El asunto no es nuevo. Ante la llegada de la TV, Hollywood temió que su negocio se fuera al garete, así que los estudios comenzaron a explorar nuevos formatos con los que competir. Por ejemplo, gigantescas pantallas que dejaran en ridículo a la pequeñez de los monitores. Así nació el Cinerama, la Panavisión, los 70mm o el Todd-Ao. Pero hubo otras estrategias, como el cine en 3D.

Para sorpresa de muchos –entre ellos yo, que acabo de enterarme-, la primera película en tres dimensiones es de 1890, y la primera que se proyectó comercialmente, The Power of Love (dirigida por Nat Deverich), de 1922. Pero sólo fueron curiosidades sin trascendencia, porque el primer boom del 3D se produjo en los años 50, con el advenimiento, ya lo hemos dicho, de la caja tonta. En esos años se estrenaron varias películas tridimensionales donde diversas cosas saltaban a la cara del espectador, como Bwana Devil, House of Wax o Dial M for Murder, del maestro Hitchcock. Pero fue un boom pequeñito, porque aquel primitivo sistema de 3D sólo se percibía medianamente bien si tenías un asiento centrado y, además, las gafas provocaban cansancio ocular, ocasionando tremendos dolores de cabeza. Así que el 3D quedó arrinconado y olvidado. Hubo un pequeño resurgir en los 70, pero no fue muy lejos. Hasta ahora, Año I después de Avatar.
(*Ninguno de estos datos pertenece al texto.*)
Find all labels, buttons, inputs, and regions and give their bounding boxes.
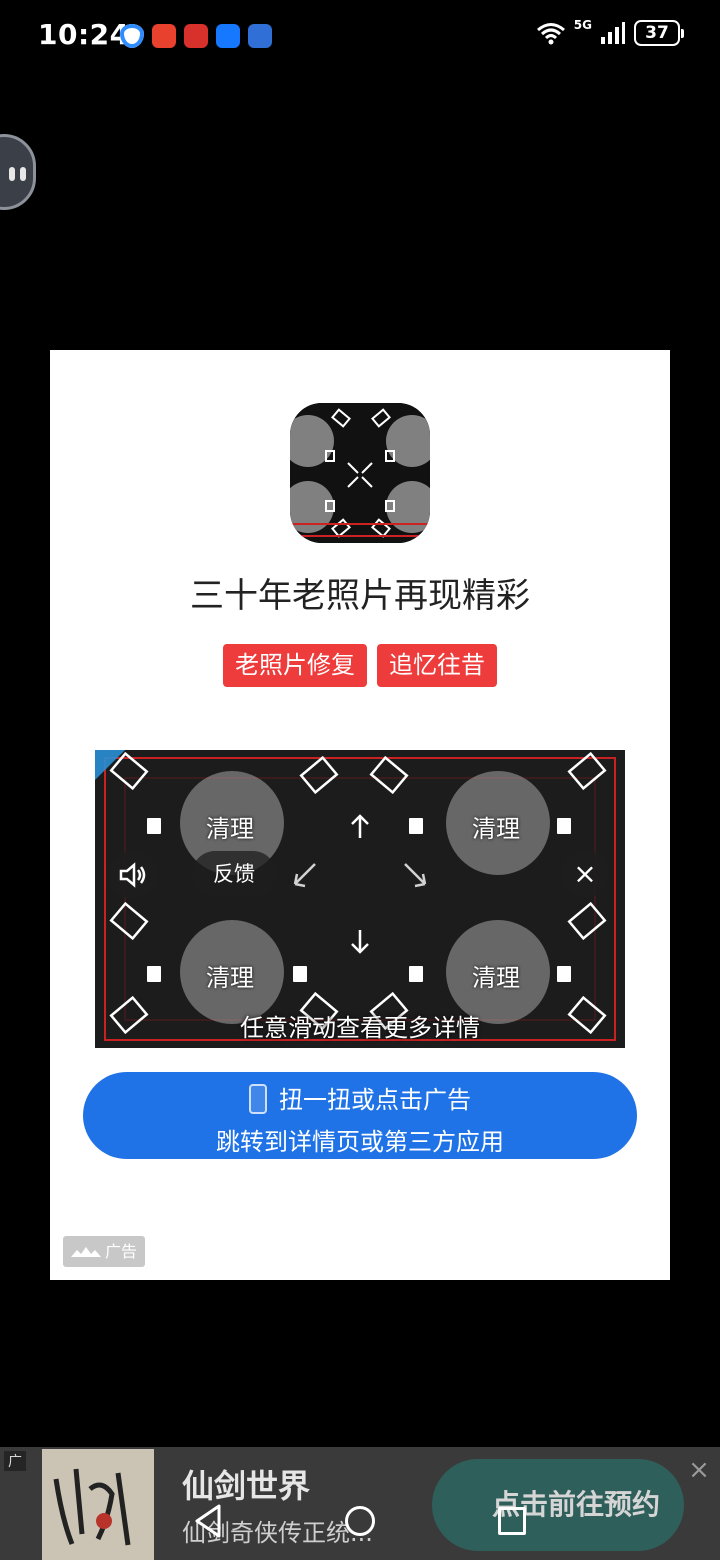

Y es que ahora que la TV ya no es el enemigo, llega Internet y la piratería y a los estudios les entra el canguelo. Entonces, cuando todo parecía perdido, llega Moisés/Cameron de su travesía por el desierto y salva a los hebreos con el maná de las tres dimensiones. Avatar es la película más exitosa de todos los tiempos, ergo es el modelo a imitar, porque por ahora ni Internet ni los DVD pueden ofrecer tres dimensiones, y además ¡las entradas valen un cincuenta por ciento más! Negocio tridimensionalmente redondo. Así que todo el mundo a producir en 3D.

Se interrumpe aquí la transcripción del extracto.